Boulevard resides in the Audiffred building, a historic survivor of the 1906 earthquake. The restaurant has an unusual shape, pushing through a round rotating door, squeezing down a long dining room, and culminating with that big Bay Bridge view. Fulk pushed back the host stand to create a grand entrance and defined bar and lounge. He pulled tables out of the dining room to give it more breathing room and elegance. He added vintage mirrors to the tall windows, to better drink in the twinkle lights. He lightened the colors, swapping out the dark wooden bar top for dreamy blue onyx, painting columns in lighter greens, and plastering ceilings in warm neutrals.
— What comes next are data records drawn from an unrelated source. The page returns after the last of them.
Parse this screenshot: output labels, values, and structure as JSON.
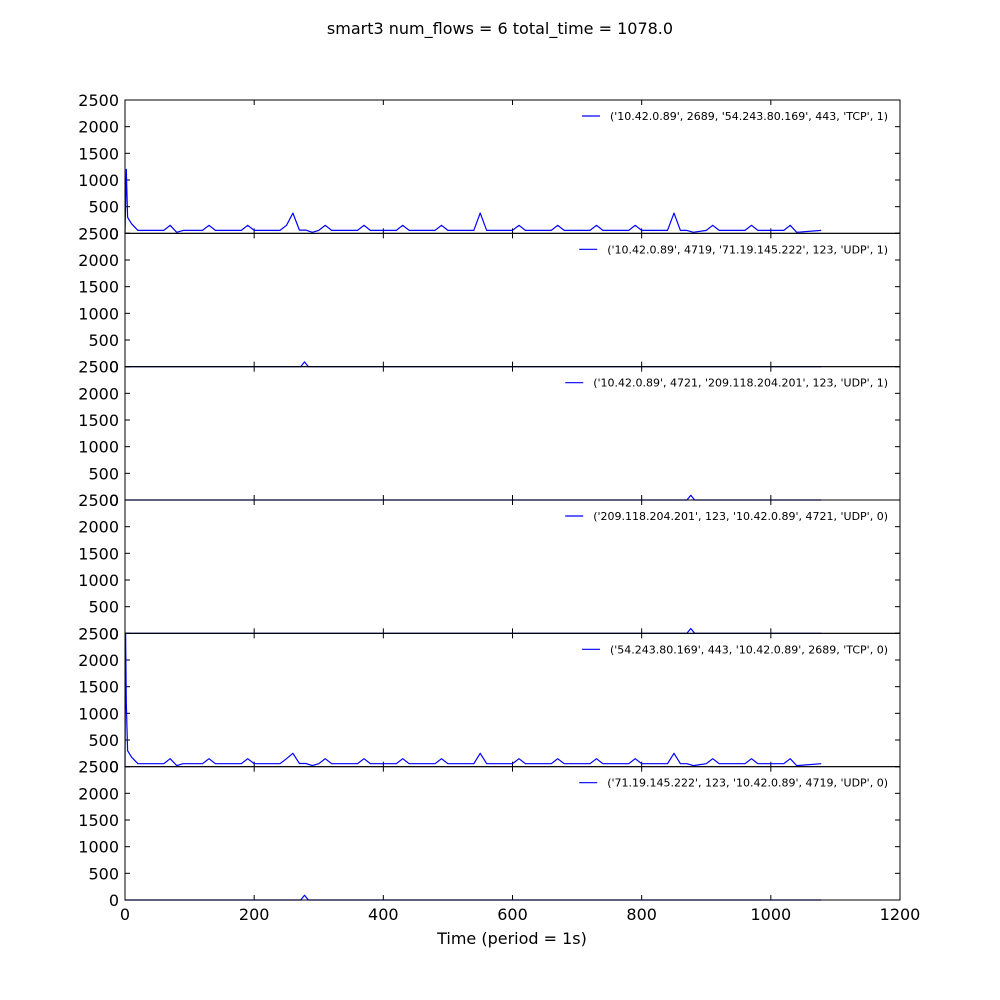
{
  "chart_data": {
    "type": "line",
    "title": "smart3 num_flows = 6 total_time = 1078.0",
    "xlabel": "Time (period = 1s)",
    "xlim": [
      0,
      1200
    ],
    "ylim": [
      0,
      2500
    ],
    "x_ticks": [
      "0",
      "200",
      "400",
      "600",
      "800",
      "1000",
      "1200"
    ],
    "y_ticks": [
      "0",
      "500",
      "1000",
      "1500",
      "2000",
      "2500"
    ],
    "line_color": "#0000ff",
    "panels": [
      {
        "legend": "('10.42.0.89', 2689, '54.243.80.169', 443, 'TCP', 1)",
        "x": [
          0,
          2,
          4,
          10,
          20,
          60,
          70,
          80,
          90,
          120,
          130,
          140,
          180,
          190,
          200,
          240,
          250,
          260,
          270,
          280,
          290,
          300,
          310,
          320,
          360,
          370,
          380,
          420,
          430,
          440,
          480,
          490,
          500,
          540,
          550,
          560,
          600,
          610,
          620,
          660,
          670,
          680,
          720,
          730,
          740,
          780,
          790,
          800,
          840,
          850,
          860,
          870,
          880,
          900,
          910,
          920,
          960,
          970,
          980,
          1020,
          1030,
          1040,
          1078
        ],
        "y": [
          0,
          1200,
          300,
          180,
          55,
          55,
          150,
          20,
          55,
          55,
          150,
          55,
          55,
          150,
          55,
          55,
          150,
          380,
          60,
          60,
          20,
          55,
          150,
          55,
          55,
          150,
          55,
          55,
          150,
          55,
          55,
          150,
          55,
          55,
          380,
          55,
          55,
          150,
          55,
          55,
          150,
          55,
          55,
          150,
          55,
          55,
          150,
          55,
          55,
          380,
          55,
          55,
          20,
          55,
          150,
          55,
          55,
          150,
          55,
          55,
          150,
          20,
          55
        ]
      },
      {
        "legend": "('10.42.0.89', 4719, '71.19.145.222', 123, 'UDP', 1)",
        "x": [
          0,
          272,
          278,
          284,
          1078
        ],
        "y": [
          0,
          0,
          90,
          0,
          0
        ]
      },
      {
        "legend": "('10.42.0.89', 4721, '209.118.204.201', 123, 'UDP', 1)",
        "x": [
          0,
          870,
          876,
          882,
          1078
        ],
        "y": [
          0,
          0,
          90,
          0,
          0
        ]
      },
      {
        "legend": "('209.118.204.201', 123, '10.42.0.89', 4721, 'UDP', 0)",
        "x": [
          0,
          870,
          876,
          882,
          1078
        ],
        "y": [
          0,
          0,
          90,
          0,
          0
        ]
      },
      {
        "legend": "('54.243.80.169', 443, '10.42.0.89', 2689, 'TCP', 0)",
        "x": [
          0,
          1,
          2,
          4,
          10,
          20,
          60,
          70,
          80,
          90,
          120,
          130,
          140,
          180,
          190,
          200,
          240,
          250,
          260,
          270,
          280,
          290,
          300,
          310,
          320,
          360,
          370,
          380,
          420,
          430,
          440,
          480,
          490,
          500,
          540,
          550,
          560,
          600,
          610,
          620,
          660,
          670,
          680,
          720,
          730,
          740,
          780,
          790,
          800,
          840,
          850,
          860,
          870,
          880,
          900,
          910,
          920,
          960,
          970,
          980,
          1020,
          1030,
          1040,
          1078
        ],
        "y": [
          0,
          2500,
          1200,
          300,
          180,
          55,
          55,
          150,
          20,
          55,
          55,
          150,
          55,
          55,
          150,
          55,
          55,
          150,
          250,
          60,
          60,
          20,
          55,
          150,
          55,
          55,
          150,
          55,
          55,
          150,
          55,
          55,
          150,
          55,
          55,
          250,
          55,
          55,
          150,
          55,
          55,
          150,
          55,
          55,
          150,
          55,
          55,
          150,
          55,
          55,
          250,
          55,
          55,
          20,
          55,
          150,
          55,
          55,
          150,
          55,
          55,
          150,
          20,
          55
        ]
      },
      {
        "legend": "('71.19.145.222', 123, '10.42.0.89', 4719, 'UDP', 0)",
        "x": [
          0,
          272,
          278,
          284,
          1078
        ],
        "y": [
          0,
          0,
          90,
          0,
          0
        ]
      }
    ]
  }
}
And he went all in on patterns and textiles, with a peacock motif fanning like a phoenix throughout, from royal blue and dark green velvets, silk patterns with feathers backing chairs, black ostrich leather padding stools, and hand-drawn birds perched on the walls. There are still also two taxidermied peacocks, who are new to the establishment, as their predecessors were retired after too many years of heavy petting. And the Tiffany leaded lamps, of course, had to stay, arching over the bar, shaped like flowers, and with two lady figures.
Chef Dana Younkin has been Oakes’ longtime trusted partner in the kitchen, and she’s debuting a new menu, which should still deliver familiar comforts, but with welcome updates. The bar and lounge, as well as the chef’s table, will have its own separate menu. Drinks have been crafted by cocktail pro and barman about town Greg Lindgren, including a Boulevardier with bourbon, Campari, and carpano classico. But Boulevard wouldn’t slap a burger on this bar, and Younkin promises more refined options.
The dining room is moving to a set menu of either three ($89) or four courses ($115), including a starter, main, dessert, and some extra enticements like an opening artichoke dip and final bon bons. The openers are lighter and brighter, such as a salmon tartare with clean and fatty cherry salmon and an oversized seeded cracker, gooey stuffed squash blossoms, and a vegetable twist on wild lobster mushroom bisque. The mains are hearty and classic, with a Berkshire pork chop with hunky spaetzle, and a rack of lamb with festive mint jelly. Check out a sample menu over here, and enjoy the cocktail list below.
Boulevard reopens today, September 29, Tuesday to Saturday. The bar, lounge, and chef’s counter are open for walk-ins, while reservations are recommended for the dining room.